Three main car parks co-exist.
Central has main access to the beach; one can negotiate quite long, steep sandy paths over dunes from Western car park, unsuitable for prams, or wheelchairs. The Western car park closes at 8pm in the summer.
The beach has become a popular location for kitesurfing, kite landboarding and kite buggying due to its sand and favourable wind conditions. Kite launches are only allowed in the designated area at the eastern end of the beach near the Jury's Gap car park.
Camber Sands, with its wide bay and large dune system, has been used in a variety of creative media.
Follow That Camel was shot here during the early months of 1967, with Camber Sands representing the Sahara Desert, although filming had to be stopped several times because the dunes were covered in snow.
Camber Sands was featured in Series 2 of Green Wing. Characters Alan Statham and Joanna Clore appear on the beach in the finale and in the Park Resort Holiday Park.
The dunes were featured in a 2010 advertisement for Wall's.
Camber Sands was the planet Aridius in the 1965 Doctor Who story The Chase, and then in 1986 was the filming location for a scene in the final two parts of the story Trial of a Time Lord, as part of an elaborate illusion generated by the Valeyard in the Matrix.

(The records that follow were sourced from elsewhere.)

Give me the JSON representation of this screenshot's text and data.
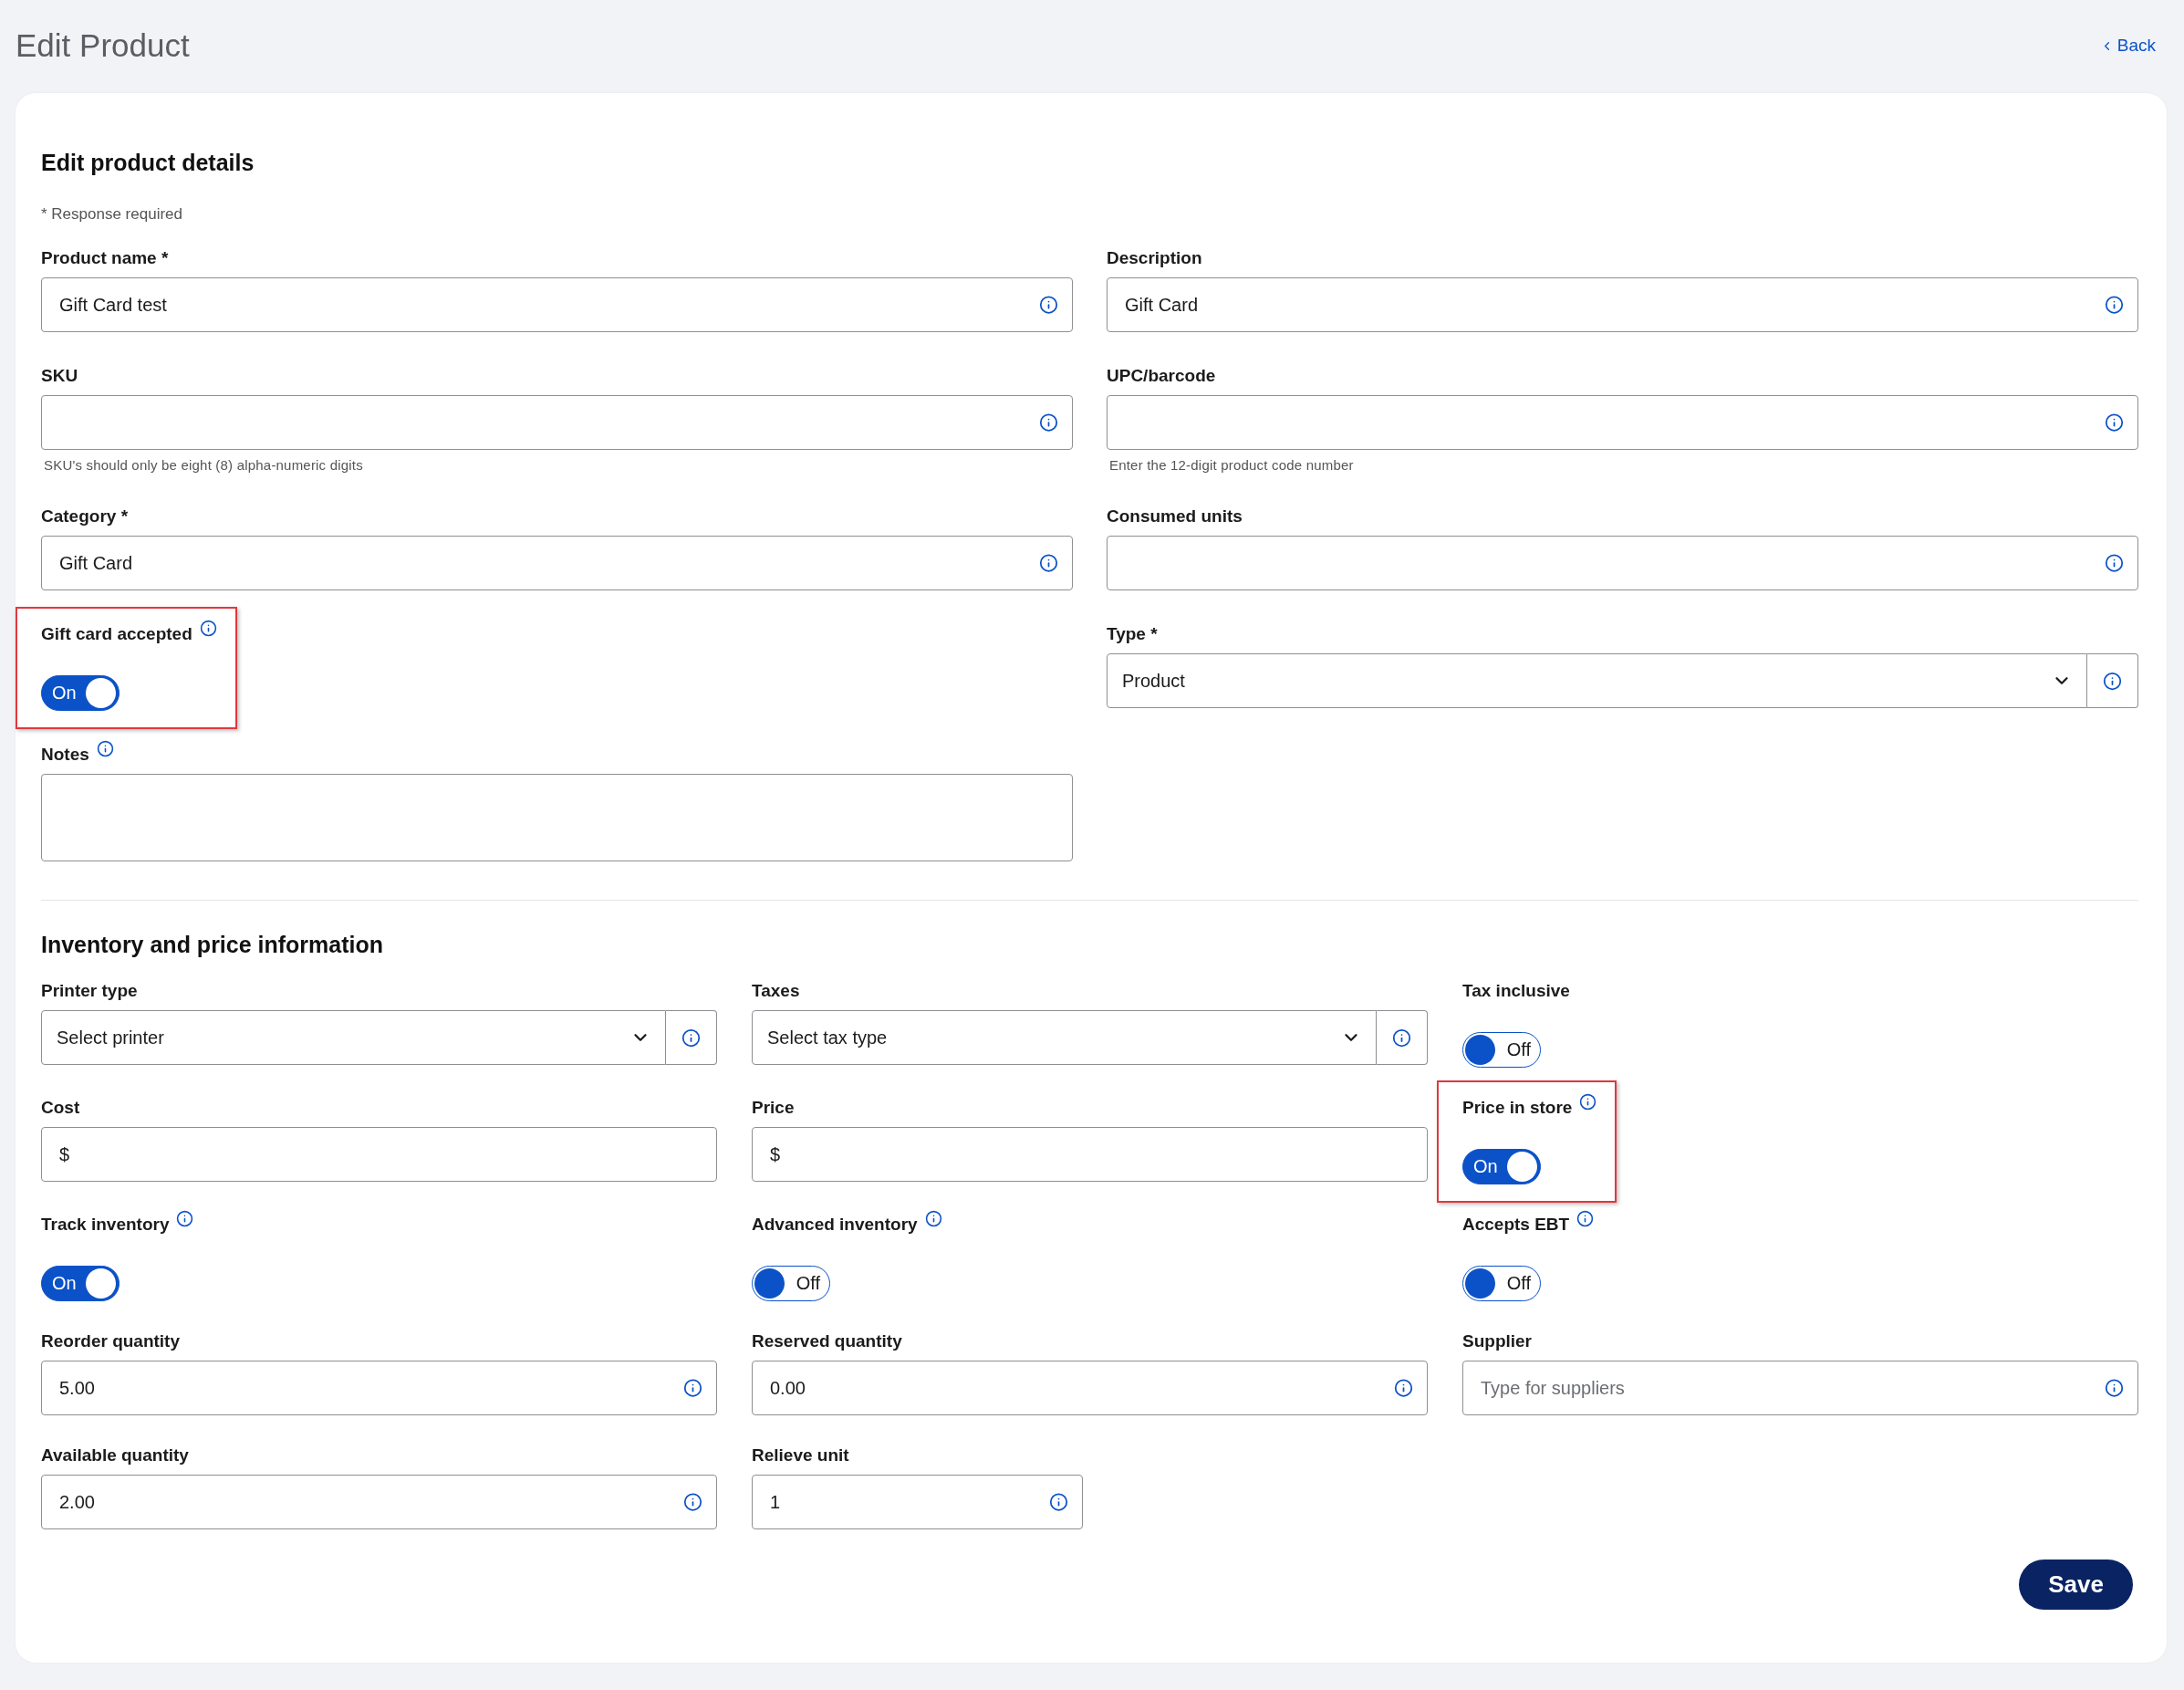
{
  "page": {
    "title": "Edit Product",
    "back_link": "Back"
  },
  "details": {
    "heading": "Edit product details",
    "required_note": "* Response required",
    "fields": [
      {
        "kind": "text",
        "label": "Product name *",
        "value": "Gift Card test",
        "info": true
      },
      {
        "kind": "text",
        "label": "Description",
        "value": "Gift Card",
        "info": true
      },
      {
        "kind": "text",
        "label": "SKU",
        "info": true,
        "helper": "SKU's should only be eight (8) alpha-numeric digits"
      },
      {
        "kind": "text",
        "label": "UPC/barcode",
        "info": true,
        "helper": "Enter the 12-digit product code number"
      },
      {
        "kind": "text",
        "label": "Category *",
        "value": "Gift Card",
        "info": true
      },
      {
        "kind": "text",
        "label": "Consumed units",
        "info": true
      },
      {
        "kind": "toggle",
        "label": "Gift card accepted",
        "label_info": true,
        "on": true,
        "state_text": "On",
        "highlighted": true
      },
      {
        "kind": "select",
        "label": "Type *",
        "value": "Product",
        "info": true
      },
      {
        "kind": "textarea",
        "label": "Notes",
        "label_info": true
      }
    ]
  },
  "inventory": {
    "heading": "Inventory and price information",
    "fields": [
      {
        "kind": "select",
        "label": "Printer type",
        "value": "Select printer",
        "info": true
      },
      {
        "kind": "select",
        "label": "Taxes",
        "value": "Select tax type",
        "info": true
      },
      {
        "kind": "toggle",
        "label": "Tax inclusive",
        "label_info": false,
        "on": false,
        "state_text": "Off",
        "highlighted": false
      },
      {
        "kind": "text",
        "label": "Cost",
        "value": "$",
        "info": false
      },
      {
        "kind": "text",
        "label": "Price",
        "value": "$",
        "info": false
      },
      {
        "kind": "toggle",
        "label": "Price in store",
        "label_info": true,
        "on": true,
        "state_text": "On",
        "highlighted": true
      },
      {
        "kind": "toggle",
        "label": "Track inventory",
        "label_info": true,
        "on": true,
        "state_text": "On",
        "highlighted": false
      },
      {
        "kind": "toggle",
        "label": "Advanced inventory",
        "label_info": true,
        "on": false,
        "state_text": "Off",
        "highlighted": false
      },
      {
        "kind": "toggle",
        "label": "Accepts EBT",
        "label_info": true,
        "on": false,
        "state_text": "Off",
        "highlighted": false
      },
      {
        "kind": "text",
        "label": "Reorder quantity",
        "value": "5.00",
        "info": true
      },
      {
        "kind": "text",
        "label": "Reserved quantity",
        "value": "0.00",
        "info": true
      },
      {
        "kind": "text",
        "label": "Supplier",
        "placeholder": "Type for suppliers",
        "info": true
      },
      {
        "kind": "text",
        "label": "Available quantity",
        "value": "2.00",
        "info": true
      },
      {
        "kind": "text",
        "label": "Relieve unit",
        "value": "1",
        "info": true,
        "narrow": true
      }
    ]
  },
  "save_button": "Save"
}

Camber Sands is mentioned in "Europe Is Our Playground" (B-side to "Trash") by Suede, "Pulling Mussels (From the Shell)" by Squeeze (also covered by Head Automatica), "Diamonds and Pearls" by The Holloways, "Heavyweight Champion of the World" by Reverend and The Makers and "Caravan" by Nick Heyward. It was also used as a title to Fatboy Slim's EP single Camber Sands. Feeder's 2003 video for "Forget About Tomorrow", was partially shot on the beach. Nine years later, Feeder later referenced Camber Sands in "Oh My", the second track of their Generation Freakshow album.
The song "On Camber Sands" appears on Gordon Giltrap's album Troubadour, and is a common feature in his live sets. Jose Vanders refers to Camber Sands in her song "For Now".

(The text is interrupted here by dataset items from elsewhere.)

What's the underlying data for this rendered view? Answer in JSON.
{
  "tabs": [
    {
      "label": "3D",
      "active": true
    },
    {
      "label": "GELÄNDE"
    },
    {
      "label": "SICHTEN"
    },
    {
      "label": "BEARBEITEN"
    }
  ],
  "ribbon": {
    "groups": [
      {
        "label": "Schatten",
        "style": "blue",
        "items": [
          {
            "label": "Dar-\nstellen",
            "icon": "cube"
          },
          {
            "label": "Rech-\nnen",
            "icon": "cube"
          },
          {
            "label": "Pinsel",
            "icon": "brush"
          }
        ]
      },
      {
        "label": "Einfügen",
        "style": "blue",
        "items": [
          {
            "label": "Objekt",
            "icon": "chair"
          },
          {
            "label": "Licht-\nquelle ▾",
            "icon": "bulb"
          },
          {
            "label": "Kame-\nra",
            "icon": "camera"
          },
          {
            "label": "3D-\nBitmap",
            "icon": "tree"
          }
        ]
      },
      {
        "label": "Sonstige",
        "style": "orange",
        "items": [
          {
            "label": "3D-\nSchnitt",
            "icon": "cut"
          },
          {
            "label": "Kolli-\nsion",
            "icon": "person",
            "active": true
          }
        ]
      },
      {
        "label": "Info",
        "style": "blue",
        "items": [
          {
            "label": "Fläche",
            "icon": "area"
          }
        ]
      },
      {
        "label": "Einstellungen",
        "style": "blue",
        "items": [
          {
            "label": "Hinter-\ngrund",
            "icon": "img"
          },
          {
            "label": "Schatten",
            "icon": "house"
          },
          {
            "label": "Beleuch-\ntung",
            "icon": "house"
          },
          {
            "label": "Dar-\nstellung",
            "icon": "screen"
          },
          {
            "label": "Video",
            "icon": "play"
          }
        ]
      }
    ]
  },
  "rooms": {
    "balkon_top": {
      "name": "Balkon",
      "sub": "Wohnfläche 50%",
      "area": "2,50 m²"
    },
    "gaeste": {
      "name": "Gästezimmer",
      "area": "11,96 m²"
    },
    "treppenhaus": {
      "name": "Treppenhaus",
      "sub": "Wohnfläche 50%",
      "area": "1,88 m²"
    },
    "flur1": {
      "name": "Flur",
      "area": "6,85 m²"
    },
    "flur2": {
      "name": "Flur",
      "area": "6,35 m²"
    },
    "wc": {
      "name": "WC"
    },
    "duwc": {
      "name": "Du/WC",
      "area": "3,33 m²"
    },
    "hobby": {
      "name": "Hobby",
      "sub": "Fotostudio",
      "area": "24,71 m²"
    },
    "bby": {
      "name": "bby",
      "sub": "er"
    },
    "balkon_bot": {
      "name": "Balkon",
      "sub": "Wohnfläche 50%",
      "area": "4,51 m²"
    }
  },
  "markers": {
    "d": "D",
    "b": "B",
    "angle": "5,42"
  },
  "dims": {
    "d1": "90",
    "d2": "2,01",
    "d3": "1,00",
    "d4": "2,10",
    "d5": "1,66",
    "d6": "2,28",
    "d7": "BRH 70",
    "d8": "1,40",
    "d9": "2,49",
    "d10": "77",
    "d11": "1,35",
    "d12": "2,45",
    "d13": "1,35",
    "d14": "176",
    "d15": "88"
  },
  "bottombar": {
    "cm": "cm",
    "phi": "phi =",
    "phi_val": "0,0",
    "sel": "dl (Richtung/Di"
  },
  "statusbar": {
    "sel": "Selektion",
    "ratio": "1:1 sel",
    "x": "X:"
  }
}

The cover of the 1980 LP record Beat Boys In The Jet Age by mod revival band, The Lambrettas, was photographed on Camber Sands.
Paul McCartney and his band Wings filmed the music video for their Back to the Egg album track "Baby's Request" at Camber Sands in 1979. This was shown as part of their 1981 TV special, on BBC 1, featuring many videos recorded entirely in the Sussex area to accompany the tracks.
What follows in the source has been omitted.